There are two problems with it
An attention seeking user will send out connection requests randomly. A lot of those requests will be accepted, either as a way of reciprocation or as expectation of future favor ("He'll also hear me when I need to shout in the future, so let's just keep it in the store.")
Users look at it as a way to up-network — If a person I admire is on Linkedin, I want to connect to that person just to feel good about having them in my network.
Combine both of these and you have a network which is shitty for referrals, since no one hardly knows any other person.
The solution to this — make the news feed restricted, either in terms of user base (e.g. Groups) or frequency of posting. Engagement on news feed posts (e.g. likes) would also not be necessary considering the nature of content, hence it can evolve more to a WhatsApp-like UI.
Job-doers
This class of users are interested either in
upskilling
through courses
through peers
business relationships (vendors, partners etc)
The first is where LinkedIn learning and SlideShare come into picture. LinkedIn learning started as an acquisition of an already existing player in the space, Lynda.com, for $ in 2015. LinkedIn Learning now has 14,000 enterprise customers, 17 million enterprise users (roughly the size of SAP's learning business), 12,000 high-fidelity courses, and a pace to publish more than 60 new courses every week.
Selling LinkedIn Learning modules to enterprise customers for their training programs is a major contributor to LinkedIn's revenue. And one that it seems to be doing quite well.
Peer-Learning
Today, there are numerous Whatsapp and Telegram groups as a hub for people in the same function or industry. For a person looking to hone their craft in the same domain, these act as a brilliant platform for posting doubts, leveraging cross-industry learnings and even job postings.

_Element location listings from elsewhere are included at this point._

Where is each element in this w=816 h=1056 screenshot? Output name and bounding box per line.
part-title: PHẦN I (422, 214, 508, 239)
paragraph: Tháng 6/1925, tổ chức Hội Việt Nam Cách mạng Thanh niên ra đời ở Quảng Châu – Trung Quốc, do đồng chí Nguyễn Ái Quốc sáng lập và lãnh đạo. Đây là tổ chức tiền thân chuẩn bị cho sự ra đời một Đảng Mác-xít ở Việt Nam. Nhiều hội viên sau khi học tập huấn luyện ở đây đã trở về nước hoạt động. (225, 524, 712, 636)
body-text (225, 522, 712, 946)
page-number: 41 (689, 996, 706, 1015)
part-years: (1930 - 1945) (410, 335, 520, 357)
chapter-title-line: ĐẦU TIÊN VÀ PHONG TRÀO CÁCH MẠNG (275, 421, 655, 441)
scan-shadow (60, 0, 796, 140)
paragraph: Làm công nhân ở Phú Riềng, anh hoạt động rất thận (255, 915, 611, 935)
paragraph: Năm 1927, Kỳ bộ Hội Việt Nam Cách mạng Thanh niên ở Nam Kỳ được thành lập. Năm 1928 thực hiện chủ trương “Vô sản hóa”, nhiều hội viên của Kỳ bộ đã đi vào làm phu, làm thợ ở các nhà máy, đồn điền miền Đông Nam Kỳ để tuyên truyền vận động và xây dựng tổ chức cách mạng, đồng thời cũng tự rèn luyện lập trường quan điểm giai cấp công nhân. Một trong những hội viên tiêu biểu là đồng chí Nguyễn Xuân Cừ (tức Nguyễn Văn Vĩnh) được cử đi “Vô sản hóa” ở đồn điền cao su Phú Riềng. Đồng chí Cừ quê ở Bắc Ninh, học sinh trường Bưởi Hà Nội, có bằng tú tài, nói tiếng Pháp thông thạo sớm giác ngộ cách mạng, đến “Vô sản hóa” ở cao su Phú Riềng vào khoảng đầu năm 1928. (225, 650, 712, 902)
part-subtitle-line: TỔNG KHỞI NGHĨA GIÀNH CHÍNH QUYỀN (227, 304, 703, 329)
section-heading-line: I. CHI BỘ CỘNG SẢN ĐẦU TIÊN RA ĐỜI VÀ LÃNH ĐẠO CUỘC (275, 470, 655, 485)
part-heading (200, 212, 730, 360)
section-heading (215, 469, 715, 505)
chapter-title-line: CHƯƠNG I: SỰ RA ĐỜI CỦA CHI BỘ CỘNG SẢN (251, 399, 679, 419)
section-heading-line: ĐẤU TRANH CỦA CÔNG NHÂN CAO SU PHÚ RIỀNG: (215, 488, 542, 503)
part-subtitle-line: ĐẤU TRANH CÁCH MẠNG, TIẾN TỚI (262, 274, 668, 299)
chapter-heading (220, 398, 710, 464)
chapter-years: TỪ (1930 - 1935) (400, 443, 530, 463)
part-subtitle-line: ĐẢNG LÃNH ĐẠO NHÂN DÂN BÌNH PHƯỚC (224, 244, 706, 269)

LinkedIn also aimed to get something similar through LinkedIn groups. However, the product went more the Facebook groups way (News Feed including) rather than Whatsapp groups. While that might solve for post views, it does not solve for 'relevant' network. Tying back the point made in Referral section, the latter group type is more suitable, can build an invite-only network and is more engaging and relevant, and dies into oblivion lesser than FB group type does.
Job-seekers
The job searching process is divided into
Selection of a pool of jobs, either by function or company or industry etc
Reaching out to the relevant people in target jobs
Preparing for those jobs — involves resume-making, preparation for interviews etc
Background checks of employers (through referrals)
Salary negotiations
Linkedin Jobs solves the first quite well, and fifth with its salary benchmarks. With a little additional effort (basically a job preparation repository), it can solve the third one as well, at least partially.
For 2 and 4, the best solutions are a combination of referrals and groups, which face the problems outlined above.
Considering the above situation, the pressing problem for LinkedIn to solve is 1) building for professionals with low dependency on external factors (as an entry strategy in that market) and 2) referrals and groups to remove the opacity in other white-collar professions (as the winning strategy in its home market). Not engagement (or advertising revenue). Most users coming to LinkedIn are coming for specific agenda - be it look for jobs, connect to people, hire people etc. The ones that aren't scroll through News Feed, again a feature that needs restructuring. Stories not only dont add to the value, but also hurt LinkedIn as it becomes a more 'informal' network, rather than a 'solution for everything career'.
Considering the structurally opaque space it is in, it has made tremendous progress in building a holistic platform for the entire ecosystem, despite some obvious misses. And it should devote it's energies in filling those misses, rather than vying for cheap attention.